While Cognizant has been early to identify digital as a future growth area, it hasn’t had the success that Accenture has. For that matter nor has any other Indian IT services provider.  “Accenture is distinct in its ability to focus on transformation and digital, combined with an aggressive M&A program. This has allowed them to build a commanding lead in digital, which is where much of the growth is. The difference between Accenture and the others is the money in M&A that Accenture has deployed to acquire talent and reputation. This has left Cognizant and the rest of the industry in the dust and has allowed Accenture to capture a lion’s share of this high growth segment,” says Samuel. Accenture has spent over $1.7 billion on acquisitions over the past two years, picking up over 30 companies. This has led to the consulting business growing around 30% in FY16 and currently makes up nearly one-third of its overall revenue. In fact during the same period, Accenture’s revenue from outsourcing grew a mere 4%, but the faster growth in consulting and the digital businesses made up for the slower growth in the outsourcing business. 

The shift in discretionary spend is playing to Accenture’s strength. “Customers want to know how digital technologies will impact them and what is the pace of change and a lot of ideas and concepts are being explored and implemented in small steps,” says Schumacher.  “Accenture’s strategy and consulting business has been growing at a significantly higher rate than their IT outsourcing business which caught its offshore competitors off guard.  The view in the market is that Cognizant’s business consulting services are not on par with Accenture’s. Cognizant is still unable to attract the high calibre talent needed to develop deep business connections with customers that Accenture has and deliver a similarly compelling management consulting proposition,” he adds.  

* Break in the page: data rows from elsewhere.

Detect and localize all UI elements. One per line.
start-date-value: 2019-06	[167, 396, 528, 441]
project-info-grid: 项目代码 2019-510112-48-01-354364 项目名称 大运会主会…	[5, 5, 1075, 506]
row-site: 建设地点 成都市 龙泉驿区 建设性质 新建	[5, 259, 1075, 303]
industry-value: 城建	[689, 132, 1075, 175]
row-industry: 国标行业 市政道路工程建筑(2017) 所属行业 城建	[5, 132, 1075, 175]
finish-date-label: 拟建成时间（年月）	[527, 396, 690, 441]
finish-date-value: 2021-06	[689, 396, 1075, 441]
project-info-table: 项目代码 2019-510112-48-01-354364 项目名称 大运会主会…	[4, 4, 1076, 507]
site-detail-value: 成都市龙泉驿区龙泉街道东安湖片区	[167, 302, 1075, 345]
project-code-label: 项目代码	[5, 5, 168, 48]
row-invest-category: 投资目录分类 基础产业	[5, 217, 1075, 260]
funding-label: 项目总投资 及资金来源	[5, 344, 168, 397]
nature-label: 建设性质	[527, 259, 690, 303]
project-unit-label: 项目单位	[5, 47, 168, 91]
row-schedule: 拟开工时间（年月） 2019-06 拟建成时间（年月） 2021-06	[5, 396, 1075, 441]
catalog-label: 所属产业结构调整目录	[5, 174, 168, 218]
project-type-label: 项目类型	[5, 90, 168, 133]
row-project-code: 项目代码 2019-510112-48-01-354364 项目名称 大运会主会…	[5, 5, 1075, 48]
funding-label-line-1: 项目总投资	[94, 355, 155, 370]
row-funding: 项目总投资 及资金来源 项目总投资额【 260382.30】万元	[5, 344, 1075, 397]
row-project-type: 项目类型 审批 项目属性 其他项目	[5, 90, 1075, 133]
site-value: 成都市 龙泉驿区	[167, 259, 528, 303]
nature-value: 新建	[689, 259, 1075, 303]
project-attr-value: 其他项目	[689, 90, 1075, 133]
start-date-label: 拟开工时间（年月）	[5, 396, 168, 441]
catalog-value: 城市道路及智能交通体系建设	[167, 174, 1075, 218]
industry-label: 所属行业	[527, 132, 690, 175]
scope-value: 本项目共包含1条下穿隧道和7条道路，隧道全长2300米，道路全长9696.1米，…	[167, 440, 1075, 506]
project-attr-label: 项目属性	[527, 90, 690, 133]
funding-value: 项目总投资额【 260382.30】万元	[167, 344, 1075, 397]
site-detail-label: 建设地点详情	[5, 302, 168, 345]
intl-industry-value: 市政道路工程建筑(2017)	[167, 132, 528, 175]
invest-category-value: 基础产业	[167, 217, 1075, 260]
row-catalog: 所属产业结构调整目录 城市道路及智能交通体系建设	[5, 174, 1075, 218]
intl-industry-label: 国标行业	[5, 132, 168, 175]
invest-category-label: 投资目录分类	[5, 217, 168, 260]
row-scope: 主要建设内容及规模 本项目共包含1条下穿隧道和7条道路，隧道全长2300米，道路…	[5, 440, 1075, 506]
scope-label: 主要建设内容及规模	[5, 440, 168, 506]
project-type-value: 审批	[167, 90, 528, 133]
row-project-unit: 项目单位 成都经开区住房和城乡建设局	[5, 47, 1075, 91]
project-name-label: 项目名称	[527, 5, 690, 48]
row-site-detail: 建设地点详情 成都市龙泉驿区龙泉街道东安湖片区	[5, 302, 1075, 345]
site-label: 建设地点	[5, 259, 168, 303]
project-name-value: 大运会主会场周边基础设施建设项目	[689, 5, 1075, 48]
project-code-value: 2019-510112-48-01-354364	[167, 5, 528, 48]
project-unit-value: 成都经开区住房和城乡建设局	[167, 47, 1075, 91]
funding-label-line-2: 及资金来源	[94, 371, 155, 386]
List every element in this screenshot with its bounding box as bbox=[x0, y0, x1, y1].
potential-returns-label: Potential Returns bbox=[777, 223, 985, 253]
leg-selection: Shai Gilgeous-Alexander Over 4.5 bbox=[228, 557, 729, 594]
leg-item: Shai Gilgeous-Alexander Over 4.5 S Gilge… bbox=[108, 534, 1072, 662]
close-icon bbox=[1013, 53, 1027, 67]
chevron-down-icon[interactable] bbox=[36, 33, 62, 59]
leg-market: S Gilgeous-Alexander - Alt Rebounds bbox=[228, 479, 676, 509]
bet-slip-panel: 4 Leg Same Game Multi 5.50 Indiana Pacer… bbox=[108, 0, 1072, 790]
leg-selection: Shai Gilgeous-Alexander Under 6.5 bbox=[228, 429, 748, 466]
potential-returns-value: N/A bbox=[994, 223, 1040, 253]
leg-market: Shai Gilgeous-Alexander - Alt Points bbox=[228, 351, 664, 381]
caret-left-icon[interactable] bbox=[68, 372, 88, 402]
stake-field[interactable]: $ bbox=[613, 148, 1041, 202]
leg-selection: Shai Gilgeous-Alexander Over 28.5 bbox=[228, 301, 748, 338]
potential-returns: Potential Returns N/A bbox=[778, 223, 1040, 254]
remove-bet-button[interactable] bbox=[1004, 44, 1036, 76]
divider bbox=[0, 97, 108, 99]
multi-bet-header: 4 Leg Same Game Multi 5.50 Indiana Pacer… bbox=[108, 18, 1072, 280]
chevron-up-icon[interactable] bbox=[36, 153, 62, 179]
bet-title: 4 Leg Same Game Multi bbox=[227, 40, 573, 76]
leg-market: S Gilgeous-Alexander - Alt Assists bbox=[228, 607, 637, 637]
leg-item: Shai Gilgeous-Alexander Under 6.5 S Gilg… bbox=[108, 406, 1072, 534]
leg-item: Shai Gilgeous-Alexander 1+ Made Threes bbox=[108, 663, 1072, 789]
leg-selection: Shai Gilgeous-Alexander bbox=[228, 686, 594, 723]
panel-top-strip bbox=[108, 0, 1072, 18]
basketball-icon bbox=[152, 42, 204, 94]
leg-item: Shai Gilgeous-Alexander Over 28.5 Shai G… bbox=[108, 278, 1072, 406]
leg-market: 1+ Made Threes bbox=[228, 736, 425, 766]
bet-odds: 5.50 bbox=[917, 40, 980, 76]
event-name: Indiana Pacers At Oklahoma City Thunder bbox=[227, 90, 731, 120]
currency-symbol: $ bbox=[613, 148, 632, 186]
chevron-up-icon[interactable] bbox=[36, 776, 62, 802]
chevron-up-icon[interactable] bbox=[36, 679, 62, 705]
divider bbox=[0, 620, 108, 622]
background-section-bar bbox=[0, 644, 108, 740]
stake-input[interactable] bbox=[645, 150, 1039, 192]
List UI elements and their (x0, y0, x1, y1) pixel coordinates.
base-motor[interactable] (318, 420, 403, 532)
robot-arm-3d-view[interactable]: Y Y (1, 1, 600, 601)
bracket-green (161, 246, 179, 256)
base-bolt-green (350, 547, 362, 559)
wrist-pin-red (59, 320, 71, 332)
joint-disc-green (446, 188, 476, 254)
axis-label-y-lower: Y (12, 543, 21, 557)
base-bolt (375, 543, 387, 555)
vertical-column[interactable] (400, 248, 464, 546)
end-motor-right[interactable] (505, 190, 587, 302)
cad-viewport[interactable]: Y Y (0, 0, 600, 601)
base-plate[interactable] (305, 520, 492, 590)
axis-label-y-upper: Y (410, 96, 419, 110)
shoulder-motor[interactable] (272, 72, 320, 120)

Cognizant is also likely to go down the acquisition route with the company repatriating $2.8 billion sitting in its India entity to both the US and non-US geographies in the June 2016 quarter. The company is likely to go in for more tuck-in acquisitions, particularly to increase its geographical presence and technical capabilities. The company has already acquired around 25 companies in the digital space since 2014.  

What has worked to Cognizant’s advantage is the fact that the company’s sales engine is considered to be one of the best in the industry. “The company is more global in culture and local leaders have been given a lot of freedom to execute,” says Apte. 

Cognizant’s initial success was mainly an outcome of their quick response to changing client requirements after the financial crisis unfolded in 2008. Revenue grew from $2.81 billion in 2008 to $4.59 billion in 2010 when most of the industry was struggling. Then, in the next five years, they built on the lead to close revenue at $12.41 billion in 2015. They understood that customers were looking to cut costs and were open to an outcome-based model. So, it is time for Cognizant to pay closer attention to what clients want. After all, that’s what made it successful in the first place.